To pray without ceasing does not mean getting down on your knees and spending hours at the Throne of Grace. It does not mean driving to church to kneel at the altar daily. It does mean sacrifice, mainly in thought and discipline. Breathe a prayer of thankfulness for your husband. Whisper a prayer of gratitude for your children arriving safely home from school and for the blessing of food and shelter. Think a prayer asking forgiveness when you've nearly missed another car in traffic while distracted with other thoughts. Speak a prayer of peace when you worry about how to make ends meet in these trying economic times. Shout a prayer of joy when you succeed in navigating around an argument and end the day in agreement with your husband. Look at the world around you and silently pray for each person you see who makes you feel grateful, feel sorry, feel encouraged, feel honored, feel happy, feel sorrow, feel pity ... feel!

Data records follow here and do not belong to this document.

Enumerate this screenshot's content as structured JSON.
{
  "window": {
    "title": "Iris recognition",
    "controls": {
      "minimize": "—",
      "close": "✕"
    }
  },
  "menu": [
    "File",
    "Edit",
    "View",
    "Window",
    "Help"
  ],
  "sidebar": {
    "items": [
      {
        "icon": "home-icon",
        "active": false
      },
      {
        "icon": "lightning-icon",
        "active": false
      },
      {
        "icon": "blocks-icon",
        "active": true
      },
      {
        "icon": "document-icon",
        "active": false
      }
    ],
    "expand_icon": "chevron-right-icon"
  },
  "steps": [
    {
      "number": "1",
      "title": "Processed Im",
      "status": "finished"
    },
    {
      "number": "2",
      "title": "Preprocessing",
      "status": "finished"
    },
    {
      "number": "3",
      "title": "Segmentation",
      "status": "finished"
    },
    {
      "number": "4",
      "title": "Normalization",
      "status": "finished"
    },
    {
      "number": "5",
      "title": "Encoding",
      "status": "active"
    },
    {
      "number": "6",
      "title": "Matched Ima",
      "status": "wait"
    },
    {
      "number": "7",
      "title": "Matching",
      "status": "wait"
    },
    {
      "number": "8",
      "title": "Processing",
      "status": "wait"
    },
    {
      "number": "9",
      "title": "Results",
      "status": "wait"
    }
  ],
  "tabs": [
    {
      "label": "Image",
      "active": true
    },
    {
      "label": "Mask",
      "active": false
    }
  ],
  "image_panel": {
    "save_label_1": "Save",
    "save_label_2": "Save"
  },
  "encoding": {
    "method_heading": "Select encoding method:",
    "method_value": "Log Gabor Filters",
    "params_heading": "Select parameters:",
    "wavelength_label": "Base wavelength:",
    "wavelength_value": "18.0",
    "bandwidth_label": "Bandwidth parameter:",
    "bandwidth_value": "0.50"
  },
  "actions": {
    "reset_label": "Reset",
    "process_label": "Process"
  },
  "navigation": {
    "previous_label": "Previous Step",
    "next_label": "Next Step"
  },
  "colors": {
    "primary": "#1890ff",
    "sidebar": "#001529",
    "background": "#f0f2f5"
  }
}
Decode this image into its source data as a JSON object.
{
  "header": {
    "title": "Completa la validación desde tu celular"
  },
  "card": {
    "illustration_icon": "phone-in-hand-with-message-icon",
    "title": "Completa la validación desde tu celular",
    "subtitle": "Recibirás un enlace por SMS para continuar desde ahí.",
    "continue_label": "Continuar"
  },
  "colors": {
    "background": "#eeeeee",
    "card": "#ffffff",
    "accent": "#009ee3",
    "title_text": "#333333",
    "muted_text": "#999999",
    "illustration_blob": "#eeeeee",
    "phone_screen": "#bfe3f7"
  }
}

In I Thessalonians 5:13-18, Paul writes to the church at Thessalonica a "to do" list, noting important aspects of walking the faith path of a follower of Christ so that everyone could live toward a common goal and work toward furthering the Kingdom of God:
Live in peace with one another. We urge you, brethren, admonish the unruly, encourage the fainthearted, help the weak, be patient with everyone. See that no one repays another with evil for evil, but always seek after that which is good for one another and for all people. Rejoice always; pray without ceasing; in everything give thanks; for this is God’s will for you in Christ Jesus.
Put yourself in these verses, and consider those around you who may be faint of heart, weak, and in need of your patience. Pray for a spirit of kindness and mercy, so that you will not seek to lash out when someone else acts abrasively. Pray that you may seek good for everyone. Pray to God and let him hear your rejoicing throughout the day, as you practice praying without ceasing.
Remember, that when you live an active prayer life, you connect to the Father more often and more fully. You start small, remembering to pray for the new day and its blessings and challenges as you make your way to the coffee pot in the morning. Pray your children and husband off to school and work. Begin to think about prayer, and offer one as you begin each new task. Give thanks when you have completed one. Another idea is to realize that God puts people in our thoughts for reasons -- when a person crosses your mind, pray for that person, though you may not know his need. God does!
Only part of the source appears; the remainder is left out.